Fabrice Pinteau est le nouveau proviseur du lycée Gallieni. Il remplace Jean-Louis Becker, « nommé pour une mission au rectorat ». Nous l’avons rencontré à l’occasion du point presse qu’il donnait, ce vendredi 2 février à 15 heures. 

« J’avais demandé ma mutation au lycée Gallieni », commence-t-il devant une horde de journalistes. L’accent est mis d’emblée sur les côtés positifs. Car ce lycée toulousain est aujourd’hui connu en France pour sa violence, l’agression répétée de professeurs, et même de l’ancien proviseur, fin décembre 2017.

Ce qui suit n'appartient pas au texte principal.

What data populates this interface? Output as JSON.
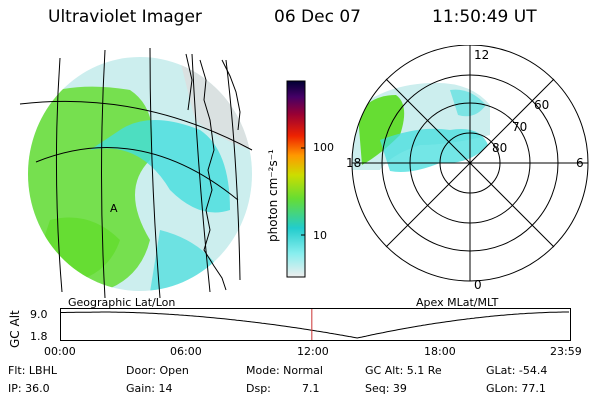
{
  "header": {
    "title": "Ultraviolet Imager",
    "date": "06 Dec 07",
    "time": "11:50:49 UT"
  },
  "colors": {
    "green": "#66dd33",
    "cyan": "#44dddd",
    "pale": "#cceeee",
    "lightgray": "#dddddd",
    "marker": "#cc3333"
  },
  "geo_map": {
    "label": "Geographic Lat/Lon",
    "center_mark": "A"
  },
  "colorbar": {
    "unit_label": "photon cm⁻²s⁻¹",
    "ticks": [
      "100",
      "10"
    ]
  },
  "polar_map": {
    "label": "Apex MLat/MLT",
    "lat_labels": [
      "60",
      "70",
      "80"
    ],
    "mlt_labels": {
      "top": "12",
      "bottom": "0",
      "left": "18",
      "right": "6"
    }
  },
  "altitude_plot": {
    "ylabel": "GC Alt",
    "ymax_label": "9.0",
    "ymin_label": "1.8",
    "time_ticks": [
      "00:00",
      "06:00",
      "12:00",
      "18:00",
      "23:59"
    ],
    "current_marker_hours": 11.85,
    "perigee_hours": 14.0,
    "apogee_hours": 2.0
  },
  "footer": {
    "flt": "Flt: LBHL",
    "door": "Door: Open",
    "mode": "Mode: Normal",
    "gc_alt": "GC Alt: 5.1 Re",
    "glat": "GLat: -54.4",
    "ip": "IP: 36.0",
    "gain": "Gain: 14",
    "dsp_label": "Dsp:",
    "dsp_value": "7.1",
    "seq": "Seq: 39",
    "glon": "GLon: 77.1"
  }
}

Mais comment peut-il remettre de l’ordre ? « Je prendrais des mesures rapides, mais dans la durée, je resterai proviseur la rentrée prochaine », explique-t-il. Par « mesures », il entend surtout « instaurer un dialogue avec les professeurs, les élèves et leurs parents ». Mais aussi le durcissement des sanctions. Un nouveau poste a été créé dans ce lycée : un proviseur adjoint « chargé des relations avec la police et la protection judiciaire de la jeunesse (PJJ) ». Un « conseiller en sécurité » en somme. Un recrutement aura lieu dans les prochains jours.

Confiance

Le nouveau proviseur aura pour mission de « livrer ses impressions » au rectorat et au ministère de l’Éducation nationale, ainsi que de demander des moyens. « Deux postes de surveillant ont été créés », informe-t-il. Mais il est rectifié par des enseignants que nous avons rencontrés plus tard : « Seulement un poste et demi a été créé, nous en réclamons huit » s’est exprimé Éric Abgrall, agrégé d’ingénierie mécanique et représentant syndical SNES. Dans sa méthode, Fabrice Pinteau, entend instaurer des « relations de confiance », avec ses professeurs, ses élèves, ainsi que les parents.

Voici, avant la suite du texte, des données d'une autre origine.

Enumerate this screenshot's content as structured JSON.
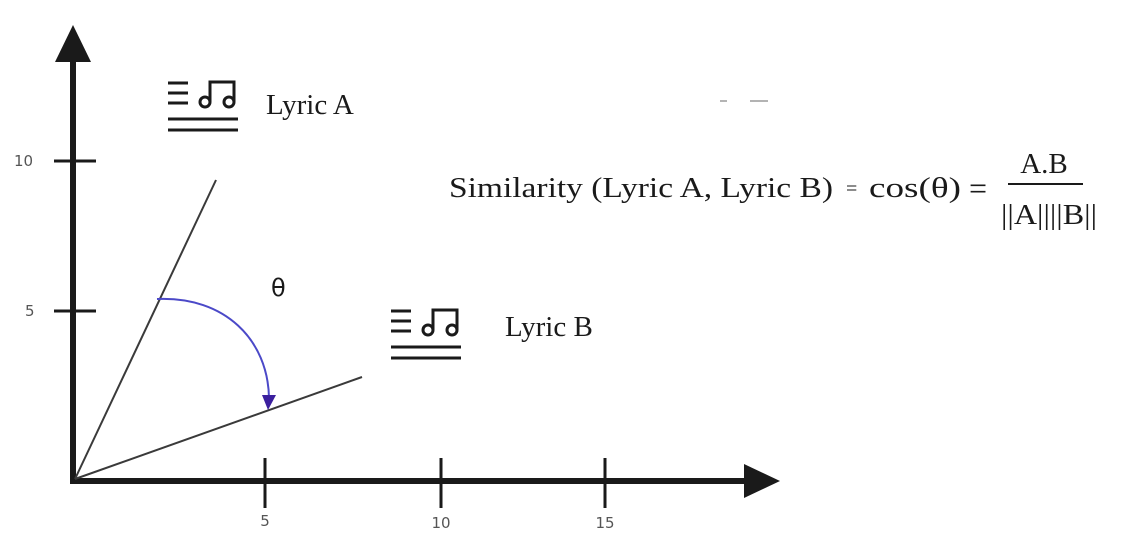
{
  "axes": {
    "x_ticks": [
      "5",
      "10",
      "15"
    ],
    "y_ticks": [
      "10",
      "5"
    ]
  },
  "vectors": {
    "a_label": "Lyric A",
    "b_label": "Lyric B",
    "icon": "lyrics-music-icon",
    "angle_label": "θ"
  },
  "formula": {
    "lhs": "Similarity (Lyric A, Lyric B)",
    "eq1": "=",
    "cos": "cos(θ)",
    "eq2": "=",
    "numerator": "A.B",
    "denominator": "||A||||B||"
  },
  "colors": {
    "axis": "#1a1a1a",
    "vector": "#3a3a3a",
    "arc": "#4b49c8",
    "arrowhead": "#3b1f9e"
  }
}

« Ils n’ont pas peur de la police »

De leur côté, les enseignants fustigent les institutions : « Ils ont fait péter le premier fusible en nommant un nouveau proviseur, mais je ne pense pas que ça change énormément de choses. Le rectorat n’a pas joué son rôle. Il n’a pas pris la mesure de ce qu’il se passait au lycée depuis des mois, voire des années », témoigne Éric Abgrall. Ses collègues et lui dressent un tableau de la vie au lycée depuis quelques années : « Ces jeunes, ils sortent vainqueurs des conseils de discipline. Ils s’en foutent de la sanction. Pour certains, ils n’ont même pas peur de la police ou de la justice. Le rectorat ne se rend pas compte que nous avons affaire avec ce public ».

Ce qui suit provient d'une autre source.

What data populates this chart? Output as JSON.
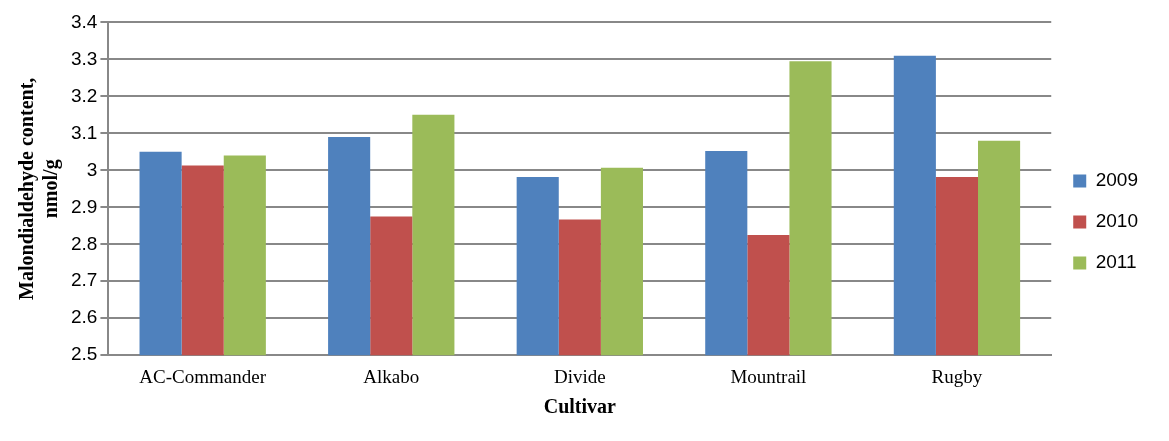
{
  "chart_data": {
    "type": "bar",
    "xlabel": "Cultivar",
    "ylabel": "Malondialdehyde content, nmol/g",
    "categories": [
      "AC-Commander",
      "Alkabo",
      "Divide",
      "Mountrail",
      "Rugby"
    ],
    "series": [
      {
        "name": "2009",
        "color": "#4f81bd",
        "values": [
          3.05,
          3.09,
          2.982,
          3.052,
          3.31
        ]
      },
      {
        "name": "2010",
        "color": "#c0504d",
        "values": [
          3.013,
          2.875,
          2.867,
          2.825,
          2.982
        ]
      },
      {
        "name": "2011",
        "color": "#9bbb59",
        "values": [
          3.04,
          3.15,
          3.007,
          3.295,
          3.08
        ]
      }
    ],
    "ylim": [
      2.5,
      3.4
    ],
    "yticks": [
      2.5,
      2.6,
      2.7,
      2.8,
      2.9,
      3,
      3.1,
      3.2,
      3.3,
      3.4
    ],
    "grid": "y",
    "legend": "right"
  }
}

Il faudrait, selon eux, que les institutions « jouent le jeu ». Le représentant syndicale ajoute : « On a tiré la sonnette d’alarme le 20 décembre, mais ça fait des mois, voire des années, que les choses se dégradent ! Les institutions sont lentes. Ils s’emparent du problème seulement depuis sa couverture médiatique, alors que pour nous mettre des retenues sur salaire pendant les débrayages, ils ont été très rapides ! »

À ses côtés, un autre professeur nous dit : « Depuis 2009, chaque année, il y a entre un et deux événements graves qui nous poussent à la grève. » Cependant, pour eux, le nouveau proviseur semble « honnête et volontaire, mais il risque d’être démuni s’il n’obtient pas plus de moyens ».